Stephanie Barron •
Jane and the Unpleasantness at Scargrave Manor •
What if the author of Pride and Prejudice had turned her keen eye and sharp wits to detective work? That’s the premise of an addictive series of novels by Stephanie Barron, presented as journal entries and letters from the pen of Jane Austen.
The voice is eerily reminiscent of Austen’s, with all the verbal flourishes of that era (“Singular? It is insupportable!”). But the books are neither parodies nor imitations. Rather, they’re extremely well executed mysteries full of period flavor and fascinating entanglements. The supporting cast of Austen’s personal life is there too, notably her beloved sister and confidante, Cassandra.
“Unpleasantness” here is a euphemism for murder, imprisonment, and hanging. Isobel Payne has been charged in the death of her much older husband, and appeals to Jane to prove her innocence. Limited as she is by the conventions of her day, the ladylike Jane can hardly go barging around with a lantern and a pistol. Instead, she gleans intelligence from conversation and observation, the two major avenues open to her in detection.
Not that the stories are short on action.
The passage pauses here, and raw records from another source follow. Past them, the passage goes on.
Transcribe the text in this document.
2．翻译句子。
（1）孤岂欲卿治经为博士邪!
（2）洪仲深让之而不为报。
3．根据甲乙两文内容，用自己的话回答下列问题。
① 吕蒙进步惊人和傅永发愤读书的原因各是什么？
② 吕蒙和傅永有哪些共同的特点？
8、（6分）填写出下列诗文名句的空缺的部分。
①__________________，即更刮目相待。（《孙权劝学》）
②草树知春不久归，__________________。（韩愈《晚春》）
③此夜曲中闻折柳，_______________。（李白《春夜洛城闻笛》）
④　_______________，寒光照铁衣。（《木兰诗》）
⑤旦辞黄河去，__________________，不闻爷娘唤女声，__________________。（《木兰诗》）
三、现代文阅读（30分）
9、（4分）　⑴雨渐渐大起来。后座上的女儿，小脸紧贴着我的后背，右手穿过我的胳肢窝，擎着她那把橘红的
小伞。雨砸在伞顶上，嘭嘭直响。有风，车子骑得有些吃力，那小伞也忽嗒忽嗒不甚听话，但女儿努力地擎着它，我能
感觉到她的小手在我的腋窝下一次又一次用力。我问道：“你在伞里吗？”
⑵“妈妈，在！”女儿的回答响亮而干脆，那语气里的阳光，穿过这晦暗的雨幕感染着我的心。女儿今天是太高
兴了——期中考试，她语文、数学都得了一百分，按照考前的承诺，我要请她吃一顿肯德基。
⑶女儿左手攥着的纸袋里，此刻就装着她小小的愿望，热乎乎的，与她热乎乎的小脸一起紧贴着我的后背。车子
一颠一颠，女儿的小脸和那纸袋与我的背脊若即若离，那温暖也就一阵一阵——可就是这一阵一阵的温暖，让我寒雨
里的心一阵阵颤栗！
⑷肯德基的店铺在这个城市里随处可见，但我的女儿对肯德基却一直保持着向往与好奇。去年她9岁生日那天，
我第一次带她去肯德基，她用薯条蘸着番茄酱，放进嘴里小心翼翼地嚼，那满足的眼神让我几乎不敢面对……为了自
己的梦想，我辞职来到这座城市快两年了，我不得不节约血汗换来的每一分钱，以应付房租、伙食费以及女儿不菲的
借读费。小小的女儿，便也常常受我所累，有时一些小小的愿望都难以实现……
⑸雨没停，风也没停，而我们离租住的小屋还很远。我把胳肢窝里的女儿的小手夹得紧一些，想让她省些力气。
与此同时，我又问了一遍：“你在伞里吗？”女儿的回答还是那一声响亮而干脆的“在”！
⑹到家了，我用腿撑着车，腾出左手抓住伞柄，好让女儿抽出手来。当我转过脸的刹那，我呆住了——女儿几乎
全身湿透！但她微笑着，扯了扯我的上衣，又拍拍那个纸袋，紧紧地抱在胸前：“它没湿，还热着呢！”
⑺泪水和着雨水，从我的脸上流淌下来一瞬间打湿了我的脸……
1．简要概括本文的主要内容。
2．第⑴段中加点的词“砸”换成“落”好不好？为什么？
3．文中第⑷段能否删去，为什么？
In the course of the series Jane visits gaols (appalling), finds herself in a smugglers’ cave (terrifying), and falls for a “gentleman rogue” (thrilling but heartbreaking). Barron has done a thorough job of historical research, and adds an occasional footnote to illuminate a point such as the use of pattens or the date of Jane’s removal to Bath.
The combination of Austen’s narrative style with a highly charged plot makes Unpleasantness irresistible to mystery fans and Janeites alike. The cover illustration carries the mood perfectly: Austen in a dainty cap, head bent demurely over a page, while blood drips from her quill pen into the shape of a skull. Delicious.